Rechtsextremismus in Ungarn: Der Kampf eines schwulen Italieners in Budapest

Er ist Italiener und liebt die Stadt, in der er lebt: Budapest. Aber Andrea Giuliano ist auch offen schwul. Das Schicksal des Menschenrechtsaktivisten zeigt, wie Ungarn mehr und mehr nach rechts abdriftet.

Andrea Giuliano wirkt erschöpft, tiefe bläuliche Ringe um seine strahlenden schwarzen Augen zeugen von zu vielen zu kurzen Nächten.

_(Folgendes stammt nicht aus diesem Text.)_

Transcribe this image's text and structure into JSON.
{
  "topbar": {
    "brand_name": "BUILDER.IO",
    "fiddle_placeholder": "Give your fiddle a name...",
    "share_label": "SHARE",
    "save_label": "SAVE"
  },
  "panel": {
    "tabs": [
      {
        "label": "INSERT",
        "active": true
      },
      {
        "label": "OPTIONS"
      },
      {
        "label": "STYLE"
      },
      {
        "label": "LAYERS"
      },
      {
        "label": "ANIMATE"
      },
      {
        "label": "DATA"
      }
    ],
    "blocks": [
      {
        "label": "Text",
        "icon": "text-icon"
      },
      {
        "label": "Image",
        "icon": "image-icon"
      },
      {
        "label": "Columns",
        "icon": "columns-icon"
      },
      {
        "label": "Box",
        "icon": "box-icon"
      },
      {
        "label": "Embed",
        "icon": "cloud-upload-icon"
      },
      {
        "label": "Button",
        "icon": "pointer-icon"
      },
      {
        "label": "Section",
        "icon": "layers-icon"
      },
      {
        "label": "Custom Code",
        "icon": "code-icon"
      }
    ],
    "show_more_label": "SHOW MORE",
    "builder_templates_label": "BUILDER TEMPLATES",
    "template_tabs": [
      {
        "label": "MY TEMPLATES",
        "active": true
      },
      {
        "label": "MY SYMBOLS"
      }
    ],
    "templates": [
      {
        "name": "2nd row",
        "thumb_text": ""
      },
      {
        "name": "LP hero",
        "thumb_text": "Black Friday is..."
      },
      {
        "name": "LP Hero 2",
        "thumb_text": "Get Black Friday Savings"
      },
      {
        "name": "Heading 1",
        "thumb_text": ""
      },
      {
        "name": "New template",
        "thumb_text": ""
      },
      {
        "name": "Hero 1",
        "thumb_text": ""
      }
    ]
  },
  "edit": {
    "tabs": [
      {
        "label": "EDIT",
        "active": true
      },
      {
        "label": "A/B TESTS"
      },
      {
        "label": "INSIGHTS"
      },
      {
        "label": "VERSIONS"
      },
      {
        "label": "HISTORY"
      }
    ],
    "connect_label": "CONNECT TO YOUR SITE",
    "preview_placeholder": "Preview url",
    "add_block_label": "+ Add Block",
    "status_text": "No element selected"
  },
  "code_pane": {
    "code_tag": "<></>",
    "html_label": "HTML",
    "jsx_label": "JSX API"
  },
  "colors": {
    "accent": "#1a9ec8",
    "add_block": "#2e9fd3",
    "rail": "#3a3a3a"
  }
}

Sein scharfer Blick, der die Umgebung souverän und mit einer intelligenten Eleganz untersucht, erzählt eine andere Geschichte. Es geht um Engagement, es geht auch um politischen Kampf und um Lebenslust.

Seit acht Jahren lebt der gebürtige Italiener in Ungarns Hauptstadt. Als er nach seinem Studium der Sprachwissenschaft an einem europäischen Austauschprogramm für Praktikanten teilnahm, entstand zwischen ihm und Budapest eine unerwartete Liebe auf den ersten Blick. „Vielleicht war es die Art und Weise, wie das Licht die Straßenzüge umarmt, vielleicht lag es an den Farben, oder daran, dass diese Stadt immer anstrebte, ihr altes, grandioses Gesicht zu bewahren.“ Der junge Mann aus dem Süden, der sich für Fotografie und Kunst interessierte, ließ sich auf jeden Fall vom mitteleuropäischen Charme begeistern.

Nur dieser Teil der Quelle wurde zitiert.